Richard Tyser von der University of Oxford und seinem Team bot sich nun die Chance, sich genau diesen Entwicklungsschritt genauer anzusehen, völlig legal. Denn ein menschlicher Embryo von zirka 16 bis 19 Tagen aus einer ungewollten Schwangerschaft wurde der wissenschaftlichen Forschung zur Verfügung gestellt. Zwar nur eine Probe, der Stichprobenumfang könnte also nicht kleiner sein, aber das Team stuft den Embryo als für die menschliche Gastrulation repräsentativ ein.

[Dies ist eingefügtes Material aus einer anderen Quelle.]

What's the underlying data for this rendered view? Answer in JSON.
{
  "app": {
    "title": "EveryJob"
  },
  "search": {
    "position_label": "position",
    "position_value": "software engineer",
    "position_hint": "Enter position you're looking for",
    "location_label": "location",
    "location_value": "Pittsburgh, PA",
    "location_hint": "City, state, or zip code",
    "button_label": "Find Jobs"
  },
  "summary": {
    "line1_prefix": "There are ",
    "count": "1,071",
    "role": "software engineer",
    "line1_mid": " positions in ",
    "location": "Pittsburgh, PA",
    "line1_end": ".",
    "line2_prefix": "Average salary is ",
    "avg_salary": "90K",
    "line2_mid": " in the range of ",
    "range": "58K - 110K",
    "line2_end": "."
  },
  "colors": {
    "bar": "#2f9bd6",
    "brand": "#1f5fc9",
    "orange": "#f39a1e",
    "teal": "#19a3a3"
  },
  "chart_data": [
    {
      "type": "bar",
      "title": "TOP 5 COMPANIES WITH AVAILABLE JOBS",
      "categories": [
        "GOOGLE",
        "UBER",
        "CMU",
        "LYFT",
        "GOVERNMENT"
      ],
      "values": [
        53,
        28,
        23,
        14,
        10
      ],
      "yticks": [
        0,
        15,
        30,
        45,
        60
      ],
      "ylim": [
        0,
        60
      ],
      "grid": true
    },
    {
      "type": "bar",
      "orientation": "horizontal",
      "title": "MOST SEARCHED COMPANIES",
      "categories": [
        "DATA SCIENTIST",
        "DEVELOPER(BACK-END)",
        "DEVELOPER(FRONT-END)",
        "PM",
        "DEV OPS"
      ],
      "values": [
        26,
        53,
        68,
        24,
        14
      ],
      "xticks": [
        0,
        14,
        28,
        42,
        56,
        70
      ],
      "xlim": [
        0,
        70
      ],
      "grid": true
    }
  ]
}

Genanalysen widerlegen Modellforschung nicht
Das Team kartierte knapp 1200 einzelne Zellen, die sie verschiedenen Zelltypen zuordnen konnten, beispielsweise dem Endoderm, aus dem später der Verdauungstrakt entsteht oder dem Mesoderm, aus dem unter anderem Knochen oder Muskeln hervorgehen. Außerdem analysierten sie rund 4000 Gene pro Zelle, darunter auch aktive Y-Chromosome, sodass Tyser und sein Team eine Kontamination durch mütterliche Zellen ausschließen konnten.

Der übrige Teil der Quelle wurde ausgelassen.